Terminal T2 hosts 2 airlines.
Ryanair on your ticket, “Terminal 2” in the email
Your Ryanair or easyJet confirmation might say Terminal 2, but for departures you still pass through the same main security filter that sits in the shared T2/T3 check‑in hall at Málaga‑Costa del Sol Airport. Staff on the ground point you toward the general departures area first, and only after security do the signs split out toward older T2 gates vs the newer T3 pier.
Check‑in desks for low‑cost carriers like Ryanair and easyJet sit on the side long associated with T2, but since the opening of T3 in 2010 most passengers still walk the same central departures route. If your email says T2, plan to follow the airline logo on overhead boards at the curb, not the terminal number alone.
Post‑security, T2 and T3 share one continuous Schengen departures level, with gates all under the same “Puertas B/C/D” signage rather than big terminal labels. A Rick Steves forum post from 2023 spells this out clearly: they cleared security once, then followed signs inside for a Ryanair gate marked as T2 on the booking.
Facilities specifically branded as T2 are thin: no lounge list, no named restaurants, and no standout retail pulled out from airport maps. Food and shopping sit along the shared concourse that technically belongs to T3 but still feeds passengers holding “T2” boarding passes, so assume standard Spanish airport cafés and duty‑free rather than destination dining.
Arrivals into the historical T2 zone still use the same AGP baggage system and landside exits as T3, with car hire desks and train access signed simply as “Salidas/Arrivals” without a bright T2 marker. If you’re meeting someone, tell them to look for the main arrivals hall by the Cercanías C1 train signs, not a separate T2 door.

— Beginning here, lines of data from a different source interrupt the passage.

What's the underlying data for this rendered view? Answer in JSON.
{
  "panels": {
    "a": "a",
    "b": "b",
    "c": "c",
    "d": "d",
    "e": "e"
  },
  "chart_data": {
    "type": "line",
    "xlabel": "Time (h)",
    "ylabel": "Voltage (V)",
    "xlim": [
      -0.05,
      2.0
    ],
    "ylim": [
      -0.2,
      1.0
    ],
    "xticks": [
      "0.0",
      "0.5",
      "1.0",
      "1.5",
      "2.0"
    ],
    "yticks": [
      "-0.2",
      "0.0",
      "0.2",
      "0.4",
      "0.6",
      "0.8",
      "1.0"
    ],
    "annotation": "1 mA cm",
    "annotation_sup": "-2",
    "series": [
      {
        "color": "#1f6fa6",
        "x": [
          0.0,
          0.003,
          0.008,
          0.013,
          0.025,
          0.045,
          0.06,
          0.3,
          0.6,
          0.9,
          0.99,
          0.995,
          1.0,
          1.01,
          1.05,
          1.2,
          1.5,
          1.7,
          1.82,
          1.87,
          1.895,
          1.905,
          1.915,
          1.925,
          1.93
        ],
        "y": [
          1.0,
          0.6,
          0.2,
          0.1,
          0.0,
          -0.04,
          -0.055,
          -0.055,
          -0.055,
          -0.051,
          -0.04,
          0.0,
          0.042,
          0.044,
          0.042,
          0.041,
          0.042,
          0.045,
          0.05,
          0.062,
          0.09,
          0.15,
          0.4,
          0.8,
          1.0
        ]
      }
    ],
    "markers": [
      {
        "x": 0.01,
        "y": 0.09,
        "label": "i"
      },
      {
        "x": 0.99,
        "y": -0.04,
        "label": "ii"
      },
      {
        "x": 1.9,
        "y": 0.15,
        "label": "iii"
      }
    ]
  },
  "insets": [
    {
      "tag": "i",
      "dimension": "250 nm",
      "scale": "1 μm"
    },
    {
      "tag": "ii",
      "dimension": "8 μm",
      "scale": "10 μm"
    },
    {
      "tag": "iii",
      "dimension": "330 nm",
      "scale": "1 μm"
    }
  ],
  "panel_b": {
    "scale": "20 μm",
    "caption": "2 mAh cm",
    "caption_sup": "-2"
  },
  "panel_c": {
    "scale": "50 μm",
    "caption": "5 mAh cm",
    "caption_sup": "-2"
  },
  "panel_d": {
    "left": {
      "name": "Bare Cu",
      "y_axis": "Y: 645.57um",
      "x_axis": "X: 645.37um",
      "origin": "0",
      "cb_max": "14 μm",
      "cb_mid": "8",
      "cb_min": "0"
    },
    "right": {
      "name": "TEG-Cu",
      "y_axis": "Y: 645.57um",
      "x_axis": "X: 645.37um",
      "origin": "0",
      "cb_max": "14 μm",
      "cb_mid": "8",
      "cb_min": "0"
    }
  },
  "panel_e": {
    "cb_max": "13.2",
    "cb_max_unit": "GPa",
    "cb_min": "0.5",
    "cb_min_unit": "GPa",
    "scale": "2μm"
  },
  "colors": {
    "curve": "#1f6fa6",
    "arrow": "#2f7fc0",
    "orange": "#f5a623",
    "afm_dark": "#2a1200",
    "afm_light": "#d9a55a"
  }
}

Ground transport works the same regardless of T2 or T3 on your ticket: the suburban train into Málaga María Zambrano runs roughly every 20 minutes from the station under the combined terminal, and the taxi rank sits just outside the shared arrivals forecourt. There’s no dedicated T2 bus bay; all city and Costa del Sol routes leave from the same curbside area.
Practical tip: build in an extra 15 minutes the first time you use AGP if your booking says T2, since wayfinding inside focuses on gates and airlines more than terminal numbers; once you clear security, follow your gate letter and carrier logo and ignore “T2” vs “T3” on old confirmation emails.